Rupiah Falls Most in a Week, Bonds Decline on Inflation Concern
Indonesia’s rupiah declined by the most in a week and government bonds fell amid concern inflation will quicken from a 22-month high after the central bank indicated a reluctance to raise interest rates.
Consumer prices gained 5.9 percent from a year earlier in March, exceeding Bank Indonesia’s 2013 inflation target of 3.5 percent to 5.5 percent, official figures show. Even with March’s increase slightly exceeding Bank Indonesia’s goal, raising the benchmark interest rate isn’t easy, Governor Darmin Nasution said in Jakarta on April 5. Core consumer prices, which exclude food and energy costs, climbed 4.21 percent last month, the least since September.
“The rupiah’s trend is toward weakening as investors are growing more concerned over inflation,” said Fahrudin Haris Prastowo, foreign-exchange trader at PT Bank Rakyat Indonesia. “The central bank is unlikely to tighten in response as core inflation, an indicator for money supply, is still low.”
The rupiah fell 0.2 percent to 9,759 per dollar as of 10:12 a.m. in Jakarta, the biggest loss since April 1, prices from local banks compiled by Bloomberg show. It traded at a 0.4 percent premium to its one-month non-deliverable forwards, which slid 0.1 percent to 9,798, data compiled by Bloomberg show.

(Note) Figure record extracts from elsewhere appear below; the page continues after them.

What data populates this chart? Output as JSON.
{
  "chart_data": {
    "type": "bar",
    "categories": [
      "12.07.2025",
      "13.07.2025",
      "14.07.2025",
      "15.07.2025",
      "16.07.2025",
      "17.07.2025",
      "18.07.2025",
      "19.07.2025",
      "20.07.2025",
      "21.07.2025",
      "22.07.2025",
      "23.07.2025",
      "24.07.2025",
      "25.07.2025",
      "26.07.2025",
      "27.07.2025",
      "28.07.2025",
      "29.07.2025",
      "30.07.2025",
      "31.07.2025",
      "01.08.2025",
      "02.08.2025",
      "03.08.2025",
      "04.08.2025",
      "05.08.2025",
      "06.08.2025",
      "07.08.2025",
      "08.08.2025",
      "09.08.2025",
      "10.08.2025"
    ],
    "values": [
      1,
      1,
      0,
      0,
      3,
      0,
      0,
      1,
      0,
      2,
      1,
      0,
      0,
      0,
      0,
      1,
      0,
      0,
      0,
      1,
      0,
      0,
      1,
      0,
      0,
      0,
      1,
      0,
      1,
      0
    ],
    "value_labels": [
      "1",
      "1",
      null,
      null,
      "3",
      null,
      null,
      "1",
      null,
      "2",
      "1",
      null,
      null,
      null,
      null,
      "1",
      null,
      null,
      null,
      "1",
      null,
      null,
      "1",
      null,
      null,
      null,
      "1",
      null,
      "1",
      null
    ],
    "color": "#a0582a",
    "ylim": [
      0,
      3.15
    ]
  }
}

A daily fixing used to settle the derivatives was set at 9,756 on April 5 by the Association of Banks in Singapore, from 9,752 the previous day. Today’s price will be published at 11:30 a.m. in the city-state. One-month implied volatility for the rupiah, a measure of expected moves in the exchange rate used to price options, fell eight basis points, or 0.08 percentage point, to 5.94 percent.
Global funds sold 3.99 trillion rupiah ($409 million) more of Indonesia’s local-currency sovereign debt than they bought since the holdings reached an all-time high of 284.85 trillion rupiah on March 14, finance ministry data show.
The central bank will likely keep the reference rate unchanged at a record-low 5.75 percent for a 14th month when it meets on April 11, according to all 10 economists in a Bloomberg survey. It may narrow the gap between the benchmark rate and the deposit facility rate, or Fasbi, from the current 4 percent, Societe Generale SA strategist Wee-Khoon Chong wrote in a note today.
The yield on the government’s 5.625 percent bonds due May 2023 was up two basis points at 5.59 percent, the highest since March 27, according to prices from the Inter Dealer Market Association.